Working at a Special Needs Camp

With the Recruitment Fairs coming up soon with Camp Leaders I thought I would post my experience I shared with them recently of working at Special Needs Camps. There will be a lot of these camps at the fairs so it is definitely worth a read!

Whilst working as an interviewer over the last three years and talking to many potential applicants, when asked many have reservations about going to a special needs camp. Which is understandably so if you don’t know much about it. I always advise applicants to be as open-minded as possible because as well as the obvious challenges there are also a lot of perks to the job.

Firstly, it is important to understand that when talking about special needs camps, not every camp is going to be a case where you are going to be working with campers who have severe disabilities and need constant care with tasks like showering and changing diapers. This is only the most extreme type of situation that you could work in but there is, in fact, a broad range of special needs camps, and having worked at 3 different special needs camps over 4 years I have worked in many different situations.

My first camp, Camp Dogwood in North Carolina where I spent my first two summers, would be an example of a camp that is much lower on the spectrum. Camp Dogwood was a camp solely for the blind and if anyone needed additional personal care they had to bring a carer to camp with them, so the only additional training I had in comparison to what you would at a standard camp was blind sensitivity training. My role was Waterfront director so I spent the majority of my time taking campers out on the water either on boating trips or water skiing, knee boarding and tubing. And before you ask, yes, people who are blind are more than capable of doing these activities. I used to take out one couple knee boarding who were both totally blind and they were able to flips and spins on the water that I would never have a chance of being able to do. So all in all, not a whole lot different to what you would do a “normal” camp, yet I still got perk number one which is ADDITIONAL PAY. That’s right…. when working on a special needs you get paid more than you would at other camps no matter where it falls on the spectrum.
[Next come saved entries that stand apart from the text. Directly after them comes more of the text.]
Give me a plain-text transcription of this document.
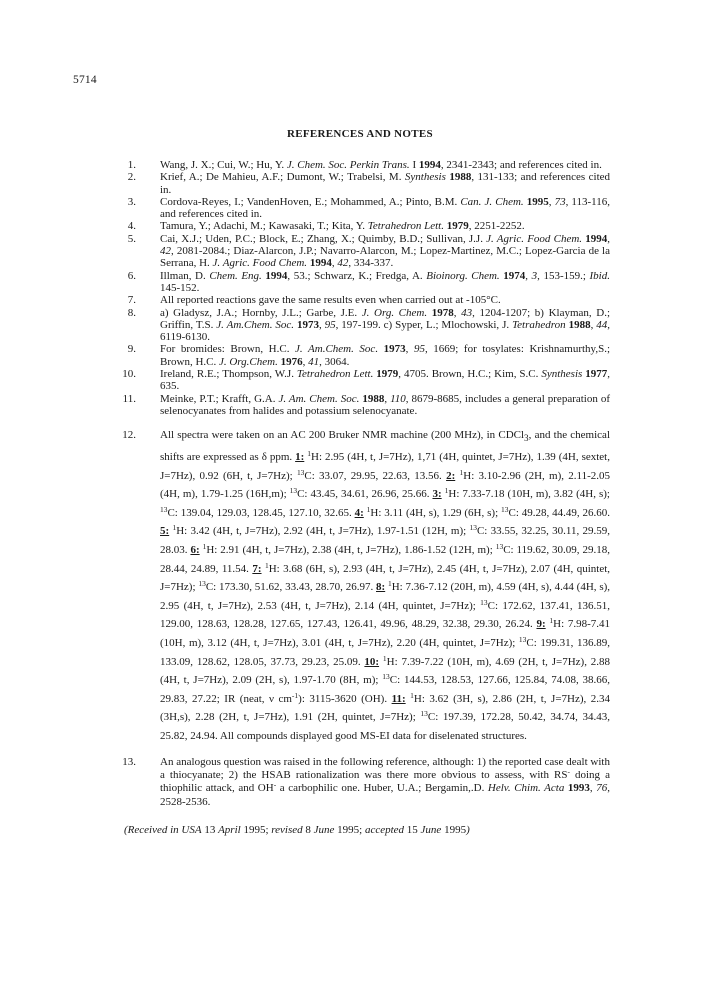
5714
REFERENCES AND NOTES
1. Wang, J. X.; Cui, W.; Hu, Y. J. Chem. Soc. Perkin Trans. I 1994, 2341-2343; and references cited in.
2. Krief, A.; De Mahieu, A.F.; Dumont, W.; Trabelsi, M. Synthesis 1988, 131-133; and references cited in.
3. Cordova-Reyes, I.; VandenHoven, E.; Mohammed, A.; Pinto, B.M. Can. J. Chem. 1995, 73, 113-116, and references cited in.
4. Tamura, Y.; Adachi, M.; Kawasaki, T.; Kita, Y. Tetrahedron Lett. 1979, 2251-2252.
5. Cai, X.J.; Uden, P.C.; Block, E.; Zhang, X.; Quimby, B.D.; Sullivan, J.J. J. Agric. Food Chem. 1994, 42, 2081-2084.; Diaz-Alarcon, J.P.; Navarro-Alarcon, M.; Lopez-Martinez, M.C.; Lopez-Garcia de la Serrana, H. J. Agric. Food Chem. 1994, 42, 334-337.
6. Illman, D. Chem. Eng. 1994, 53.; Schwarz, K.; Fredga, A. Bioinorg. Chem. 1974, 3, 153-159.; Ibid. 145-152.
7. All reported reactions gave the same results even when carried out at -105°C.
8. a) Gladysz, J.A.; Hornby, J.L.; Garbe, J.E. J. Org. Chem. 1978, 43, 1204-1207; b) Klayman, D.; Griffin, T.S. J. Am.Chem. Soc. 1973, 95, 197-199. c) Syper, L.; Mlochowski, J. Tetrahedron 1988, 44, 6119-6130.
9. For bromides: Brown, H.C. J. Am.Chem. Soc. 1973, 95, 1669; for tosylates: Krishnamurthy,S.; Brown, H.C. J. Org.Chem. 1976, 41, 3064.
10. Ireland, R.E.; Thompson, W.J. Tetrahedron Lett. 1979, 4705. Brown, H.C.; Kim, S.C. Synthesis 1977, 635.
11. Meinke, P.T.; Krafft, G.A. J. Am. Chem. Soc. 1988, 110, 8679-8685, includes a general preparation of selenocyanates from halides and potassium selenocyanate.
12. All spectra were taken on an AC 200 Bruker NMR machine (200 MHz), in CDCl$_3$, and the chemical shifts are expressed as δ ppm. 1: $^1$H: 2.95 (4H, t, J=7Hz), 1,71 (4H, quintet, J=7Hz), 1.39 (4H, sextet, J=7Hz), 0.92 (6H, t, J=7Hz); $^{13}$C: 33.07, 29.95, 22.63, 13.56. 2: $^1$H: 3.10-2.96 (2H, m), 2.11-2.05 (4H, m), 1.79-1.25 (16H,m); $^{13}$C: 43.45, 34.61, 26.96, 25.66. 3: $^1$H: 7.33-7.18 (10H, m), 3.82 (4H, s); $^{13}$C: 139.04, 129.03, 128.45, 127.10, 32.65. 4: $^1$H: 3.11 (4H, s), 1.29 (6H, s); $^{13}$C: 49.28, 44.49, 26.60. 5: $^1$H: 3.42 (4H, t, J=7Hz), 2.92 (4H, t, J=7Hz), 1.97-1.51 (12H, m); $^{13}$C: 33.55, 32.25, 30.11, 29.59, 28.03. 6: $^1$H: 2.91 (4H, t, J=7Hz), 2.38 (4H, t, J=7Hz), 1.86-1.52 (12H, m); $^{13}$C: 119.62, 30.09, 29.18, 28.44, 24.89, 11.54. 7: $^1$H: 3.68 (6H, s), 2.93 (4H, t, J=7Hz), 2.45 (4H, t, J=7Hz), 2.07 (4H, quintet, J=7Hz); $^{13}$C: 173.30, 51.62, 33.43, 28.70, 26.97. 8: $^1$H: 7.36-7.12 (20H, m), 4.59 (4H, s), 4.44 (4H, s), 2.95 (4H, t, J=7Hz), 2.53 (4H, t, J=7Hz), 2.14 (4H, quintet, J=7Hz); $^{13}$C: 172.62, 137.41, 136.51, 129.00, 128.63, 128.28, 127.65, 127.43, 126.41, 49.96, 48.29, 32.38, 29.30, 26.24. 9: $^1$H: 7.98-7.41 (10H, m), 3.12 (4H, t, J=7Hz), 3.01 (4H, t, J=7Hz), 2.20 (4H, quintet, J=7Hz); $^{13}$C: 199.31, 136.89, 133.09, 128.62, 128.05, 37.73, 29.23, 25.09. 10: $^1$H: 7.39-7.22 (10H, m), 4.69 (2H, t, J=7Hz), 2.88 (4H, t, J=7Hz), 2.09 (2H, s), 1.97-1.70 (8H, m); $^{13}$C: 144.53, 128.53, 127.66, 125.84, 74.08, 38.66, 29.83, 27.22; IR (neat, ν $cm^{-1}$): 3115-3620 (OH). 11: $^1$H: 3.62 (3H, s), 2.86 (2H, t, J=7Hz), 2.34 (3H,s), 2.28 (2H, t, J=7Hz), 1.91 (2H, quintet, J=7Hz); $^{13}$C: 197.39, 172.28, 50.42, 34.74, 34.43, 25.82, 24.94. All compounds displayed good MS-EI data for diselenated structures.
13. An analogous question was raised in the following reference, although: 1) the reported case dealt with a thiocyanate; 2) the HSAB rationalization was there more obvious to assess, with RS- doing a thiophilic attack, and OH- a carbophilic one. Huber, U.A.; Bergamin,.D. Helv. Chim. Acta 1993, 76, 2528-2536.
(Received in USA 13 April 1995; revised 8 June 1995; accepted 15 June 1995)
However, I don’t want to dissuade people or put people off from working the severely disabled. Because in year 3 and 4 I went from one end of the spectrum all the way to the other to about as difficult and challenging it can get. And I absolutely loved it. In my third year at camp, I went to a camp called Florida Lions Camp which was the only camp in the state that had a policy where it would never turn away a camper no matter the need. I did it all. I changed diapers, I was bitten, I had faeces thrown at my head, I was even wedgied by a camper. Was it challenging? Of course, it was, but it was still the best summer at camp that I have ever had. The reason for this is perk number 2 to working at a special needs camp. This is the most challenging it gets, the more you have to work together and rely on the people you are working with. And with this, the relationships you develop are much much stronger and the friendships all the more lasting. I have stayed in touch with the people I worked with during my third year at camp far more than at any other camp I have worked. I have travelled with them on month road trips across America, met up and partied in Sydney Australia, and been chauffeured driven across the Northern Island of New Zealand. Ask any special needs counsellor and they will tell you exactly the same.

And last but not least perk number 3. And the one you would undoubtedly expect to hear. The work you do is rewarding on a scale I have never experienced anywhere else. It is difficult to comprehend the impact you have on the lives of the campers you work with. Quite often that one week at camp is the absolute highlight of that individual year and they really do treasure It and the campers and staff they meet. I still get birthday cards and Christmas cards from campers I worked with in 2008. You don’t get that anywhere and the perspective it gives you on life moving forward is life changing.